Discord Security

Discord is crawling with people and bots looking to gain control of your account or send you to deceptive websites. Familiarize yourself with these patterns for safe use of the platform.

1. Change your password immediately if you think you've fallen for a scam.

This invalidates your existing session token and signs you out everywhere.

2. Be suspicious of outgoing links.

Links might not go where you think they go. Markdown allows the text representation of a link to be different than its actual target - so check before you click.

Even URLs with trusted domains can include bookmarklet-style Javascript that permits injection, so a site you think you trust might ask for your credentials or ask you to enter a token from the browser dev console.

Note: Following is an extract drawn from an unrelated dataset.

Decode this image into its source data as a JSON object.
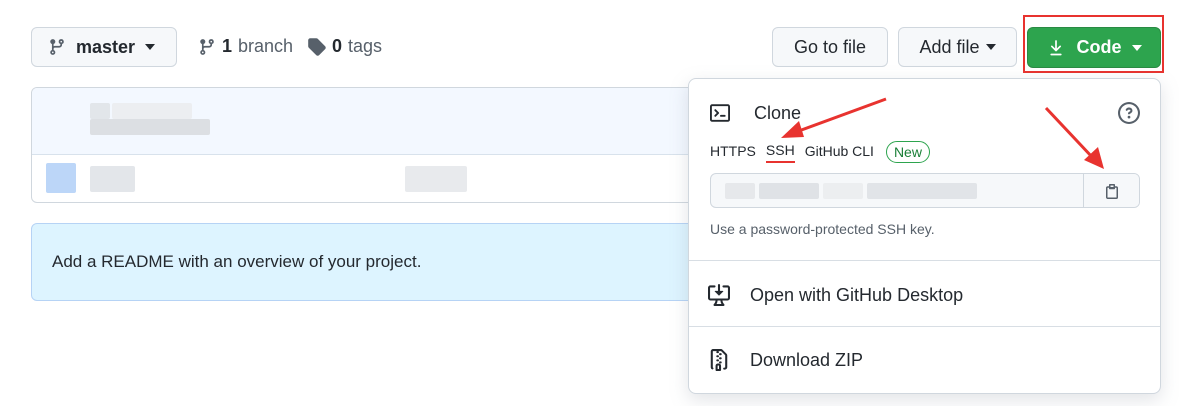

3. Be suspicious of downloads, even from people you know.

Be especially wary of executables, scripts, and vulnerable file types like PDFs, and remember that you don't know who's at the other end of an account. If in doubt, don't download it.

4. Discord 2FA is not foolproof.

If an attacker executes code on your machine to steal your token, they can change your password, turn off 2FA, and re-enable it, locking you out entirely. (Nonetheless, you should have 2FA enabled to protect yourself from phishing and leaked credentials.)

5. Don't tell anyone your account details.

Specifically, never scan a QR code with the app when asked by someone else, never give out your password, and never copy anything from the browser developer console to send to someone who's asking.

6. Don't run console commands or add bookmarklets.

Don't run any commands in your browser dev console or add browser bookmarks when prompted by a contact or a website. Only bad actors will ever ask you to do so.